Clearly there is an economic argument, which others in this thread have highlighted. This requires us to consider the short term economic costs of sustaining refugees against the longer term economic benefits that could arise through a larger workforce. Yes, there will be increased expenditure on social security, health and education (amongst others). But, all other things being equal, a greater diffusion of ideas and cultures may lead to greater innovation. For example, Banksy's recent graffiti in Calais highlights that Steve Jobs was the son of a Syrian refugee who contributed towards the establishment of one of America's largest sources of tax receipts. Will all refugees go on to create multi-billion pound industries? No. Will some? Possibly.

However, the economic argument is not the only consideration. We need also to look at the moral foundations of European society. I believe that the humanitarian aid and military interventions that many developed member states have contributed to over the last 50 years or so suggests that there is a precedent for trying to provide support to the often quite deplorable situations many people in many parts of the world find themselves born into.

However, there are quite large differences between the capacity and values of individual member states.

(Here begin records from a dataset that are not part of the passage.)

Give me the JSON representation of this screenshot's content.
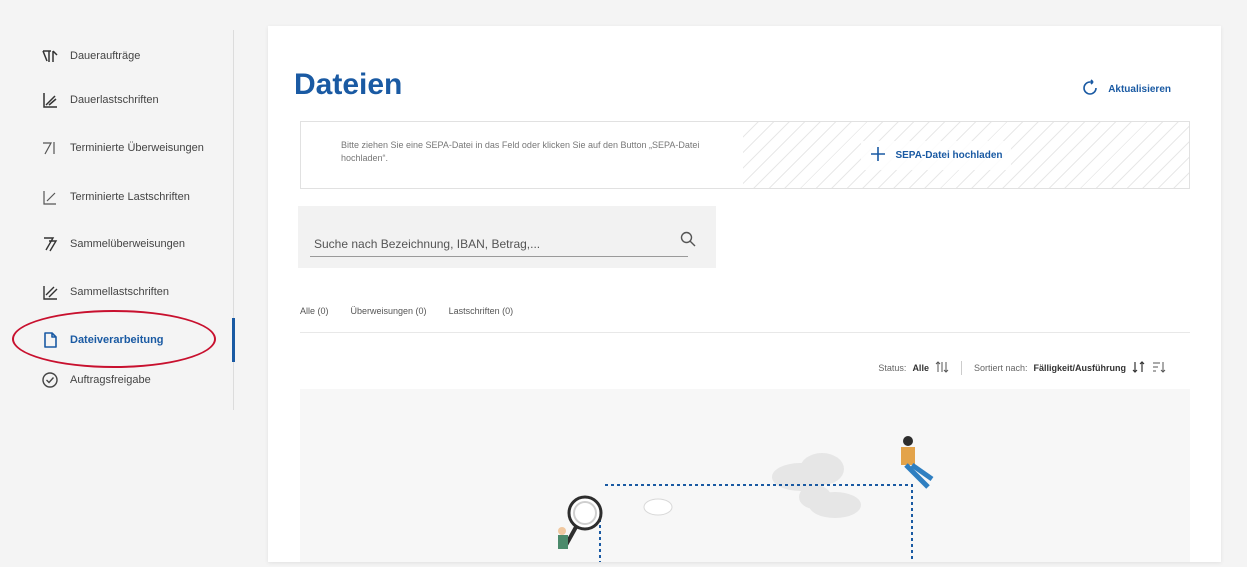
{
  "sidebar": {
    "items": [
      {
        "label": "Daueraufträge",
        "icon": "standing-order-icon"
      },
      {
        "label": "Dauerlastschriften",
        "icon": "standing-debit-icon"
      },
      {
        "label": "Terminierte Überweisungen",
        "icon": "scheduled-transfer-icon"
      },
      {
        "label": "Terminierte Lastschriften",
        "icon": "scheduled-debit-icon"
      },
      {
        "label": "Sammelüberweisungen",
        "icon": "bulk-transfer-icon"
      },
      {
        "label": "Sammellastschriften",
        "icon": "bulk-debit-icon"
      },
      {
        "label": "Dateiverarbeitung",
        "icon": "file-icon",
        "active": true
      },
      {
        "label": "Auftragsfreigabe",
        "icon": "check-circle-icon"
      }
    ]
  },
  "main": {
    "title": "Dateien",
    "refresh_label": "Aktualisieren",
    "dropzone": {
      "hint": "Bitte ziehen Sie eine SEPA-Datei in das Feld oder klicken Sie auf den Button „SEPA-Datei hochladen“.",
      "upload_label": "SEPA-Datei hochladen"
    },
    "search": {
      "placeholder": "Suche nach Bezeichnung, IBAN, Betrag,..."
    },
    "tabs": [
      {
        "label": "Alle (0)"
      },
      {
        "label": "Überweisungen (0)"
      },
      {
        "label": "Lastschriften (0)"
      }
    ],
    "filter": {
      "status_label": "Status:",
      "status_value": "Alle",
      "sort_label": "Sortiert nach:",
      "sort_value": "Fälligkeit/Ausführung"
    }
  },
  "colors": {
    "accent": "#1a5aa3",
    "highlight": "#c8102e"
  }
}
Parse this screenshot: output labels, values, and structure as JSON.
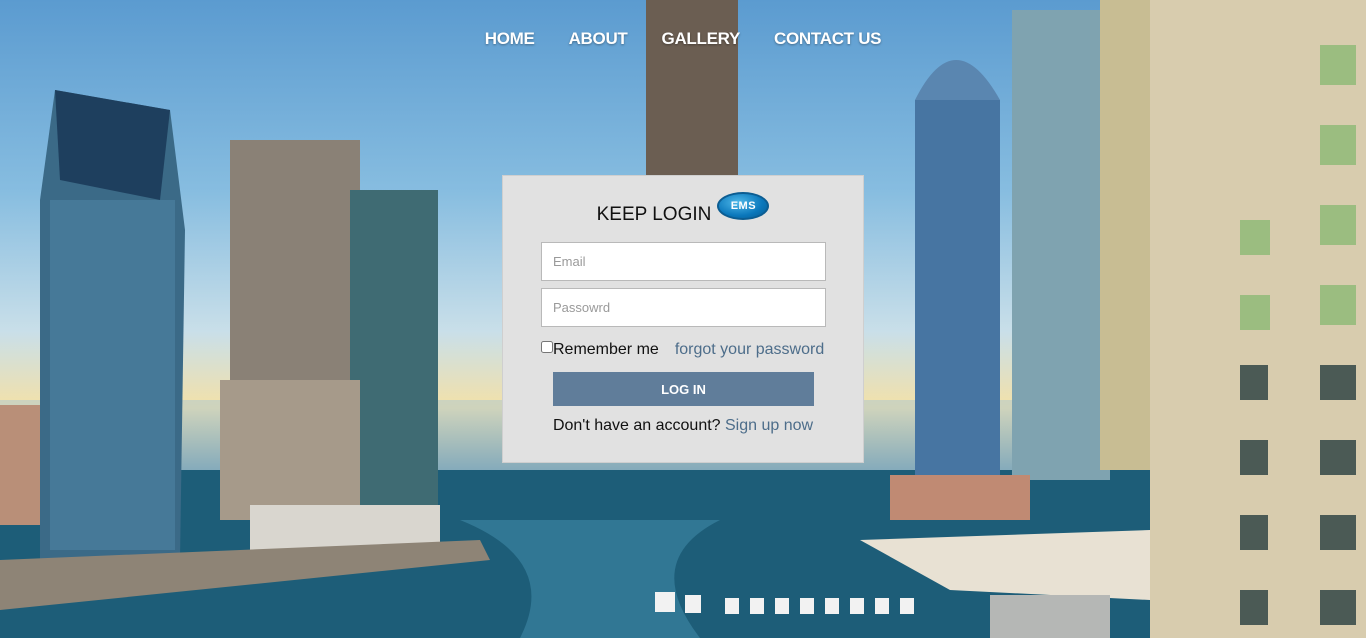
{
  "nav": {
    "items": [
      {
        "label": "HOME"
      },
      {
        "label": "ABOUT"
      },
      {
        "label": "GALLERY"
      },
      {
        "label": "CONTACT US"
      }
    ]
  },
  "login": {
    "title": "KEEP LOGIN",
    "logo_text": "EMS",
    "email_placeholder": "Email",
    "password_placeholder": "Passowrd",
    "remember_label": "Remember me",
    "forgot_label": "forgot your password",
    "submit_label": "LOG IN",
    "signup_prompt": "Don't have an account?",
    "signup_link": "Sign up now"
  },
  "colors": {
    "panel_bg": "#e1e1e1",
    "button_bg": "#607d9a",
    "link": "#4d6d8a",
    "logo_blue": "#0a77bb"
  }
}
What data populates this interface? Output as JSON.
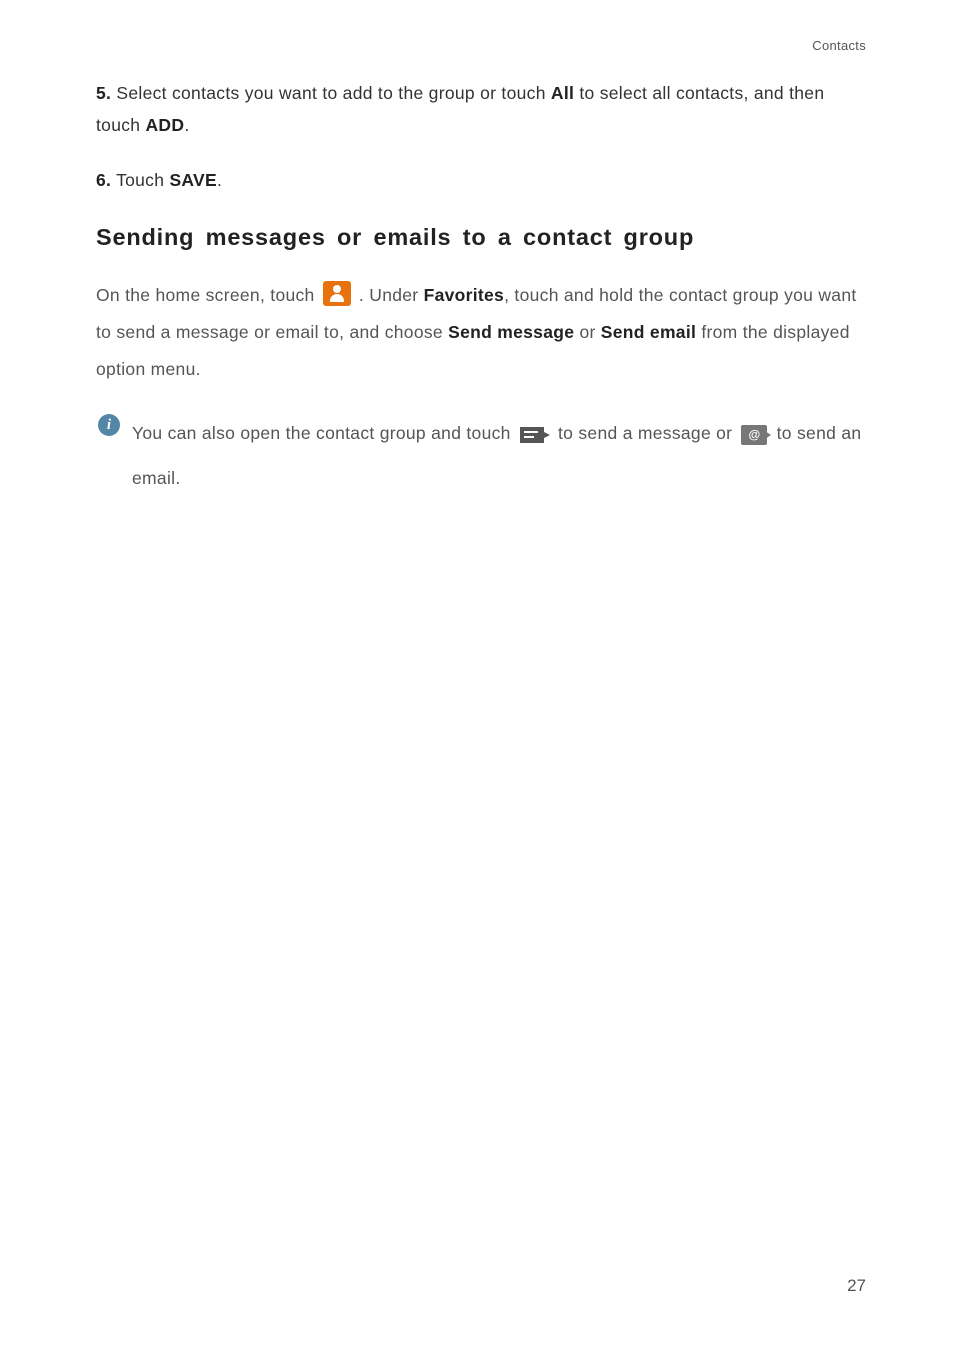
{
  "header": {
    "section_label": "Contacts"
  },
  "steps": {
    "five": {
      "num": "5.",
      "text_a": "Select contacts you want to add to the group or touch ",
      "bold_all": "All",
      "text_b": " to select all contacts, and then touch ",
      "bold_add": "ADD",
      "period": "."
    },
    "six": {
      "num": "6.",
      "text_a": "Touch ",
      "bold_save": "SAVE",
      "period": "."
    }
  },
  "heading": "Sending messages or emails to a contact group",
  "paragraph": {
    "p1a": "On the home screen, touch ",
    "p1b": " . Under ",
    "bold_fav": "Favorites",
    "p1c": ", touch and hold the contact group you want to send a message or email to, and choose ",
    "bold_sendmsg": "Send message",
    "p1d": " or ",
    "bold_sendemail": "Send email",
    "p1e": " from the displayed option menu."
  },
  "note": {
    "icon_label": "i",
    "n1a": "You can also open the contact group and touch ",
    "n1b": " to send a message or ",
    "n1c": " to send an email."
  },
  "page_number": "27"
}
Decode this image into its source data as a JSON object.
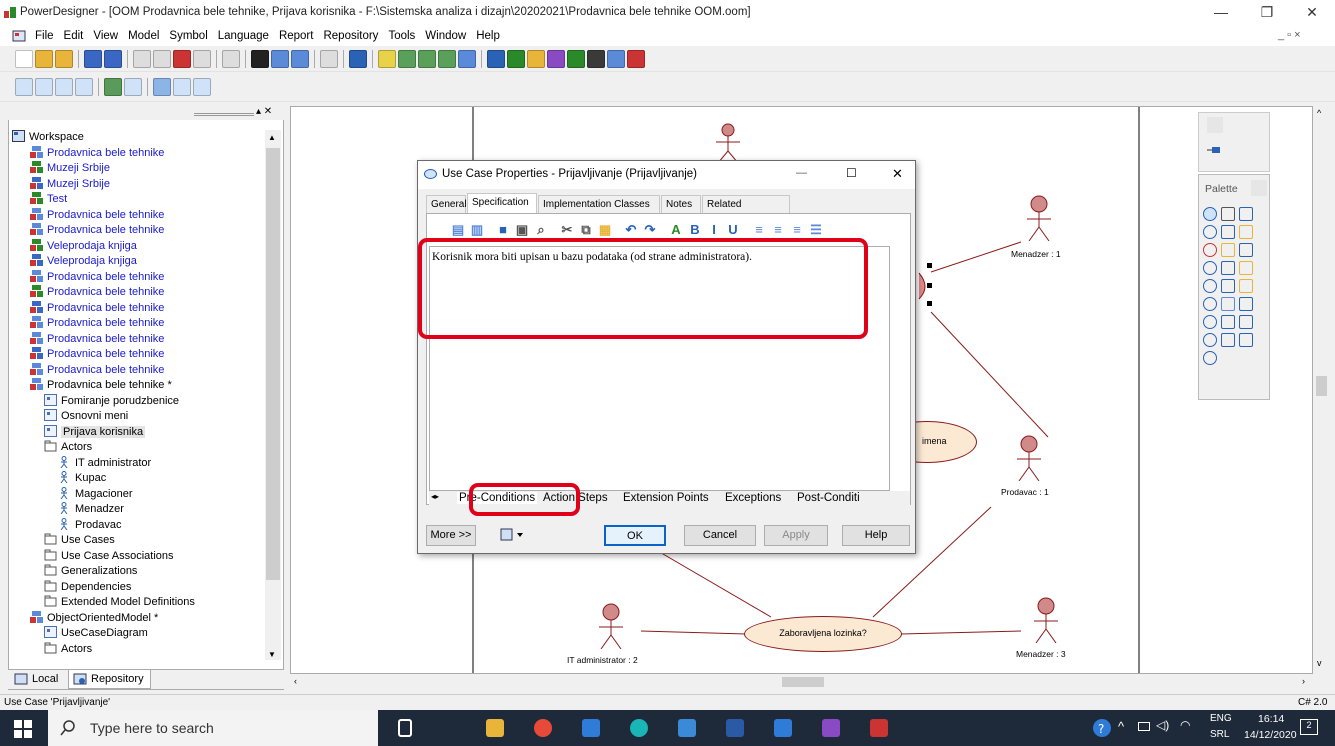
{
  "window": {
    "title": "PowerDesigner - [OOM Prodavnica bele tehnike, Prijava korisnika - F:\\Sistemska analiza i dizajn\\20202021\\Prodavnica bele tehnike OOM.oom]",
    "minimize": "—",
    "restore": "❐",
    "close": "✕"
  },
  "menubar": {
    "items": [
      "File",
      "Edit",
      "View",
      "Model",
      "Symbol",
      "Language",
      "Report",
      "Repository",
      "Tools",
      "Window",
      "Help"
    ],
    "mdi_controls": "_ ▫ ×"
  },
  "workspace": {
    "panel_controls": "▴ ✕",
    "tree": [
      {
        "label": "Workspace",
        "indent": 0,
        "blue": false,
        "icon": "workspace-icon"
      },
      {
        "label": "Prodavnica bele tehnike",
        "indent": 1,
        "blue": true,
        "icon": "oom-model-icon"
      },
      {
        "label": "Muzeji Srbije",
        "indent": 1,
        "blue": true,
        "icon": "ldm-model-icon"
      },
      {
        "label": "Muzeji Srbije",
        "indent": 1,
        "blue": true,
        "icon": "pdm-model-icon"
      },
      {
        "label": "Test",
        "indent": 1,
        "blue": true,
        "icon": "ldm-model-icon"
      },
      {
        "label": "Prodavnica bele tehnike",
        "indent": 1,
        "blue": true,
        "icon": "oom-model-icon"
      },
      {
        "label": "Prodavnica bele tehnike",
        "indent": 1,
        "blue": true,
        "icon": "oom-model-icon"
      },
      {
        "label": "Veleprodaja knjiga",
        "indent": 1,
        "blue": true,
        "icon": "ldm-model-icon"
      },
      {
        "label": "Veleprodaja knjiga",
        "indent": 1,
        "blue": true,
        "icon": "pdm-model-icon"
      },
      {
        "label": "Prodavnica bele tehnike",
        "indent": 1,
        "blue": true,
        "icon": "oom-model-icon"
      },
      {
        "label": "Prodavnica bele tehnike",
        "indent": 1,
        "blue": true,
        "icon": "ldm-model-icon"
      },
      {
        "label": "Prodavnica bele tehnike",
        "indent": 1,
        "blue": true,
        "icon": "pdm-model-icon"
      },
      {
        "label": "Prodavnica bele tehnike",
        "indent": 1,
        "blue": true,
        "icon": "oom-model-icon"
      },
      {
        "label": "Prodavnica bele tehnike",
        "indent": 1,
        "blue": true,
        "icon": "oom-model-icon"
      },
      {
        "label": "Prodavnica bele tehnike",
        "indent": 1,
        "blue": true,
        "icon": "pdm-model-icon"
      },
      {
        "label": "Prodavnica bele tehnike",
        "indent": 1,
        "blue": true,
        "icon": "oom-model-icon"
      },
      {
        "label": "Prodavnica bele tehnike *",
        "indent": 1,
        "blue": false,
        "icon": "oom-model-icon"
      },
      {
        "label": "Fomiranje porudzbenice",
        "indent": 2,
        "blue": false,
        "icon": "diagram-icon"
      },
      {
        "label": "Osnovni meni",
        "indent": 2,
        "blue": false,
        "icon": "diagram-icon"
      },
      {
        "label": "Prijava korisnika",
        "indent": 2,
        "blue": false,
        "icon": "diagram-icon",
        "selected": true
      },
      {
        "label": "Actors",
        "indent": 2,
        "blue": false,
        "icon": "folder-icon"
      },
      {
        "label": "IT administrator",
        "indent": 3,
        "blue": false,
        "icon": "actor-icon"
      },
      {
        "label": "Kupac",
        "indent": 3,
        "blue": false,
        "icon": "actor-icon"
      },
      {
        "label": "Magacioner",
        "indent": 3,
        "blue": false,
        "icon": "actor-icon"
      },
      {
        "label": "Menadzer",
        "indent": 3,
        "blue": false,
        "icon": "actor-icon"
      },
      {
        "label": "Prodavac",
        "indent": 3,
        "blue": false,
        "icon": "actor-icon"
      },
      {
        "label": "Use Cases",
        "indent": 2,
        "blue": false,
        "icon": "folder-icon"
      },
      {
        "label": "Use Case Associations",
        "indent": 2,
        "blue": false,
        "icon": "folder-icon"
      },
      {
        "label": "Generalizations",
        "indent": 2,
        "blue": false,
        "icon": "folder-icon"
      },
      {
        "label": "Dependencies",
        "indent": 2,
        "blue": false,
        "icon": "folder-icon"
      },
      {
        "label": "Extended Model Definitions",
        "indent": 2,
        "blue": false,
        "icon": "folder-icon"
      },
      {
        "label": "ObjectOrientedModel *",
        "indent": 1,
        "blue": false,
        "icon": "oom-model-icon"
      },
      {
        "label": "UseCaseDiagram",
        "indent": 2,
        "blue": false,
        "icon": "diagram-icon"
      },
      {
        "label": "Actors",
        "indent": 2,
        "blue": false,
        "icon": "folder-icon"
      }
    ],
    "tabs": [
      {
        "label": "Local"
      },
      {
        "label": "Repository"
      }
    ]
  },
  "diagram": {
    "actors": [
      {
        "label": "Menadzer : 1"
      },
      {
        "label": "Prodavac : 1"
      },
      {
        "label": "IT administrator : 2"
      },
      {
        "label": "Menadzer : 3"
      }
    ],
    "usecases": [
      {
        "label": "imena"
      },
      {
        "label": "Zaboravljena lozinka?"
      }
    ],
    "colors": {
      "usecase_fill": "#fbe9d4",
      "usecase_stroke": "#8b1a1a",
      "actor": "#8b1a1a",
      "link": "#8b1a1a"
    }
  },
  "palette": {
    "title": "Palette"
  },
  "dialog": {
    "title": "Use Case Properties - Prijavljivanje (Prijavljivanje)",
    "tabs": [
      {
        "label": "General",
        "active": false
      },
      {
        "label": "Specification",
        "active": true
      },
      {
        "label": "Implementation Classes",
        "active": false
      },
      {
        "label": "Notes",
        "active": false
      },
      {
        "label": "Related Diagrams",
        "active": false
      }
    ],
    "text": "Korisnik mora biti upisan u bazu podataka (od strane administratora).",
    "subtabs": [
      "Pre-Conditions",
      "Action Steps",
      "Extension Points",
      "Exceptions",
      "Post-Conditi"
    ],
    "buttons": {
      "more": "More >>",
      "ok": "OK",
      "cancel": "Cancel",
      "apply": "Apply",
      "help": "Help"
    },
    "minimize": "—",
    "maximize": "☐",
    "close": "✕"
  },
  "statusbar": {
    "left": "Use Case 'Prijavljivanje'",
    "right": "C# 2.0"
  },
  "taskbar": {
    "search_placeholder": "Type here to search",
    "lang1": "ENG",
    "lang2": "SRL",
    "time": "16:14",
    "date": "14/12/2020",
    "notifications": "2"
  }
}
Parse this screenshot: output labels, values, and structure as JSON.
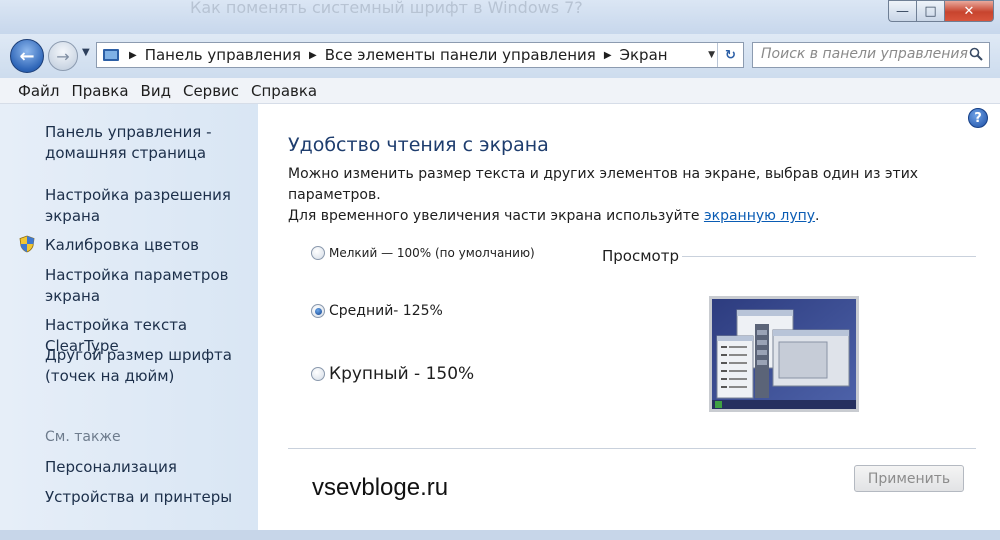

As climate change and political instability continues to lead to further instability in often quite volatile regions, coupled with forecasts for continued population growth, it is likely that migration toward the EU will continue for many more years to come.

There probably needs to be greater differentiation between economic migrants and asylum-seekers/refugees. With the latter, the 20,000 or so each member state has agreed to take in over the next 5 years or so appears to be a very small amount. Taking more refugees doesn't appear to be a solution. But sadly, the only long term solution appears to be some combination of the creation of stable, non-oppressive states and a decline in world populations. Both of these will be extremely difficult to achieve.

So whilst I do believe there is a case for taking more refugees, I do not believe that this should be done at any cost. It should only be done if there are clear, transparent and workable mechanisms for doing this in a way that does not undermine the prosperity or security of individual member states. Governments would need to find a way of doing this without creating ghettos which history tells us will likely lead to tensions and sources of social conflicts. Again, this costs money at a time when most governments are seeking to cut public expenditure at most opportunities.

Ultimately, there needs to be clear popular support for increasing the number of refugees in the EU and I do not feel the case has been made strongly enough - yet - for many people to want this. Sadly, many of those would-be refugees who would be best placed to make the case on humanitarian grounds do not have the voice to do so.

Finally, I do not believe a persons age or origin has any bearing on their ability to offer an opinion.

Hopefully my contribution has suggested some additional avenues for discussion, and I look forward to seeing any responses.